I am getting ready to move out, donating clothes and books, throwing out volumes of paper filed away in the belief I would need those documents, cuttings and notes (it has turned out I really don't). Most of my 'stuff' is in my studio (as much as minimalism appeals to me, for the artist part of me it is impossible) and on my bookshelves.
The objects in this house all tell a story and are a link to the people who gave them to me. When I taught a summer camp recently, I brought half my household for the still life lesson, and afterwards I noticed my beautiful wooden heart was missing. I mentioned it to the kids the following day, saying it might have got lost in the chaos of leaving the room, and it turned out one of the girls had 'given' it to one of the boys. There was sniggering, and he blushed, and I decided not to ask for it back. This was a sweet story, and I like to think of this cheeky but innocent 10-year old taking home the little wooden heart. It made me realise how much these objects mean to me, but it is the meaning, the story, that is most important.

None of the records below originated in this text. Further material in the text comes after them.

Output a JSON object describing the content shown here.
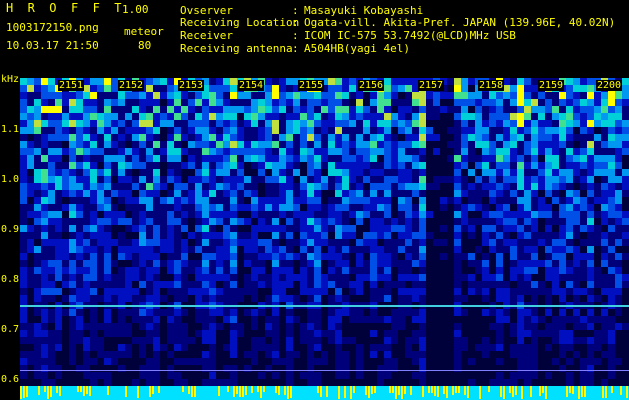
{
  "header": {
    "app_title": "H R O F F T",
    "version": "1.00",
    "filename": "1003172150.png",
    "mode": "meteor",
    "datetime": "10.03.17 21:50",
    "count": "80",
    "meta": [
      {
        "label": "Ovserver",
        "value": "Masayuki Kobayashi"
      },
      {
        "label": "Receiving Location",
        "value": "Ogata-vill. Akita-Pref. JAPAN (139.96E, 40.02N)"
      },
      {
        "label": "Receiver",
        "value": "ICOM IC-575 53.7492(@LCD)MHz USB"
      },
      {
        "label": "Receiving antenna",
        "value": "A504HB(yagi 4el)"
      }
    ],
    "separator": ":"
  },
  "spectrogram": {
    "freq_unit": "kHz",
    "freq_ticks": [
      "1.1",
      "1.0",
      "0.9",
      "0.8",
      "0.7",
      "0.6"
    ],
    "time_ticks": [
      "2151",
      "2152",
      "2153",
      "2154",
      "2155",
      "2156",
      "2157",
      "2158",
      "2159",
      "2200"
    ],
    "colors": {
      "background": "#000000",
      "label": "#ffff00",
      "low": "#0000a0",
      "mid": "#00c0ff",
      "high": "#ffff00"
    }
  }
}
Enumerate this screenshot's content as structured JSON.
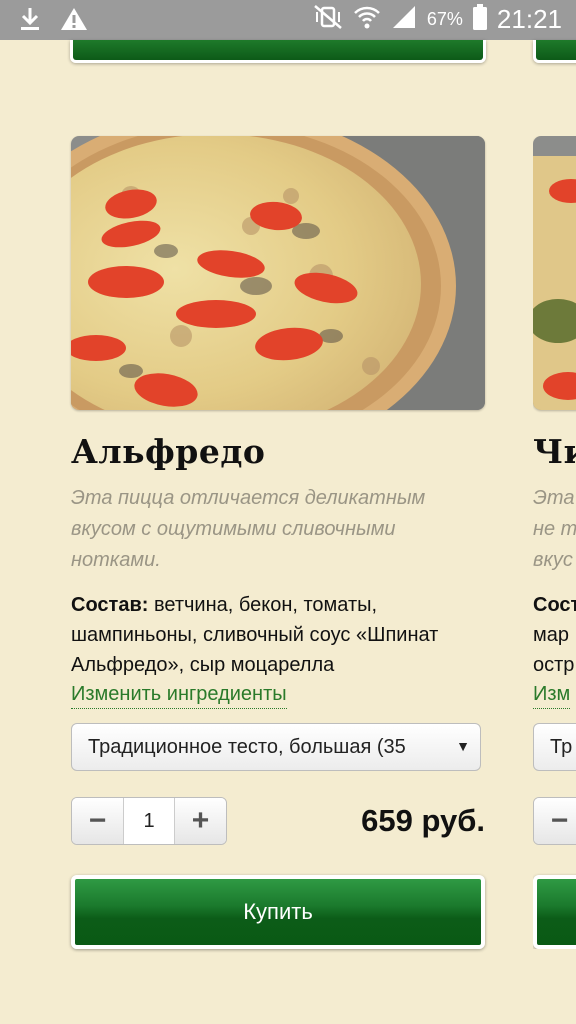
{
  "status_bar": {
    "battery": "67%",
    "time": "21:21"
  },
  "product": {
    "name": "Альфредо",
    "description": "Эта пицца отличается деликатным вкусом с ощутимыми сливочными нотками.",
    "composition_label": "Состав:",
    "composition": "ветчина, бекон, томаты, шампиньоны, сливочный соус «Шпинат Альфредо», сыр моцарелла",
    "change_link": "Изменить ингредиенты",
    "size_select": "Традиционное тесто, большая (35",
    "quantity": "1",
    "price": "659 руб.",
    "buy_label": "Купить"
  },
  "next_product": {
    "name": "Чи",
    "description_lines": [
      "Эта",
      "не т",
      "вкус"
    ],
    "composition_label": "Сост",
    "composition_lines": [
      "мар",
      "остр"
    ],
    "change_link": "Изм",
    "size_select": "Тр"
  }
}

When I moved in here, I had no idea how long I would stay, and while I made a good few changes (painting some of the furniture white, with my landlady's permission and approval), there were other things I never got around to, possibly because of that tenant mentality of only passing through. My 'gardening' efforts here never extended beyond potted plants. Years ago I shared a house with friends, and one of them designed and maintained an elaborate vegetable patch in the garden. I marvelled at her dedication. She made the most of the short time she lived in that house. I only changed one curtain here, and while I own some pieces of furniture, certain parts of the house - the shoe shelf!- remained in a 'this-will-do-for-now' state for the seven years. And seven years is a long time.
And yet I put a lot of love into this little house. This has been my sanctuary. It has felt like an all-year-round holiday house (it has also felt cold in the last two years, when the cavity insulation had sunk... I am already looking back through rose-tinted glasses). It gave me the luxury of having a dedicated studio space. I documented the changing light and colours across the bay (a long-term project that I want to make into a series of paintings) from my doorstep, and cultivated a wonderful friendship with my 81-year-old neighbour. After the various types of shared accommodation in my student years this was the first place I was able to call home apart from my childhood homes.